Established in 1851, for twenty years, the federal district court for the Western District of Arkansas was based in Van Buren Arkansas. The district had federal jurisdiction over half of the state of Arkansas and all of the Indian Territory. Coinciding with the closure of Fort Smith by the Army in 1876, the federal court was relocated to Fort Smith. For a year the court was housed in a downtown office building; during the summer of 1872, the jail was moved into the old barracks building inside the second fort. That fall, court operations were moved into the upper floor of the barracks.

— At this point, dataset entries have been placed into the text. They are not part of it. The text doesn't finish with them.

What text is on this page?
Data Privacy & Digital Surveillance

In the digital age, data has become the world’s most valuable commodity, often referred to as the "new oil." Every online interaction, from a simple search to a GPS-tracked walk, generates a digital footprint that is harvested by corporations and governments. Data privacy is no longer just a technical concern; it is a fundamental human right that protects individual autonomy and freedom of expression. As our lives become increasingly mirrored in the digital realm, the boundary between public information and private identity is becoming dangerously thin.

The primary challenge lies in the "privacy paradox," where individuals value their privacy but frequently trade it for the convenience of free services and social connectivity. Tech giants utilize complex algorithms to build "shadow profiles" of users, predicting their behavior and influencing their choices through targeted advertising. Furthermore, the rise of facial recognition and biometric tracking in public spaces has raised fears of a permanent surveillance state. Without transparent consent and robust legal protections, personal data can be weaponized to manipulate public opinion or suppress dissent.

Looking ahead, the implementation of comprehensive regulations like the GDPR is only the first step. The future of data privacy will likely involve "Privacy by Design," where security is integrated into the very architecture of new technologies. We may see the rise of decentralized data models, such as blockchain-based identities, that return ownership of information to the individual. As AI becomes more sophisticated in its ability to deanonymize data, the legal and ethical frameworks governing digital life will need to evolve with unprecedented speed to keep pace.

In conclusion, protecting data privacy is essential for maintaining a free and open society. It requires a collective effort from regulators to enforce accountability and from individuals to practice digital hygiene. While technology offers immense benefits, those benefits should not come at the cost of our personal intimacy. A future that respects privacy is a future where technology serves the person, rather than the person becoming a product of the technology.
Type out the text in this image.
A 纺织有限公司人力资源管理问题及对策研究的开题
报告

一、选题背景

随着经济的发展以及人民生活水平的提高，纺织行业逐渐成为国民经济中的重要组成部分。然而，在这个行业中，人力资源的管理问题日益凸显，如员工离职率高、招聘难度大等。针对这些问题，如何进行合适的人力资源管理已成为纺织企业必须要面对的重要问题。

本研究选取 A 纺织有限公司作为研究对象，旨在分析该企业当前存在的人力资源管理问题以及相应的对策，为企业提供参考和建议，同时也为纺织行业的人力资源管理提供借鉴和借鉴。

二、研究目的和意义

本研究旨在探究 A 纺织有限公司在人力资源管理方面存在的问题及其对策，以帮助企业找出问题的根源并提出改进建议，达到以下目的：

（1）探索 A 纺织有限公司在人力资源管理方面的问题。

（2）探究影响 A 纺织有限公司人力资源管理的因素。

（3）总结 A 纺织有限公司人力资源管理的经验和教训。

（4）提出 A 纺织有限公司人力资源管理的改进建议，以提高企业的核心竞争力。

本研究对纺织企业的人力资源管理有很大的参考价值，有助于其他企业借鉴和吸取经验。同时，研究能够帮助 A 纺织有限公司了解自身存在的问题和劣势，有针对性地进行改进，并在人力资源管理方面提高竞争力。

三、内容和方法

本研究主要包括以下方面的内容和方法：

Isaac Charles Parker (October 15, 1838 ? November 17, 1896) served as a U.S. District Court judge presiding over the U.S. District Court for the Western District of Arkansas for twenty-one years. He served in that capacity during the most dangerous time for law enforcement during the western expansion. He is remembered today as the legitimate “Hanging Judge” of the American Old West.
In 21 years on the bench, Judge Parker tried 13,490 cases, 344 of them were capital crimes. Guilty pleas or convictions were handed down in 9,454 cases. Of the 160 (156 men and 4 women) sentenced to death by hanging, only 79 were actually hanged. The rest died in jail, appealed, or were pardoned. During that time, over 60 US Marshals and Deputy US Marshals were killed in the line of duty serving under Parker.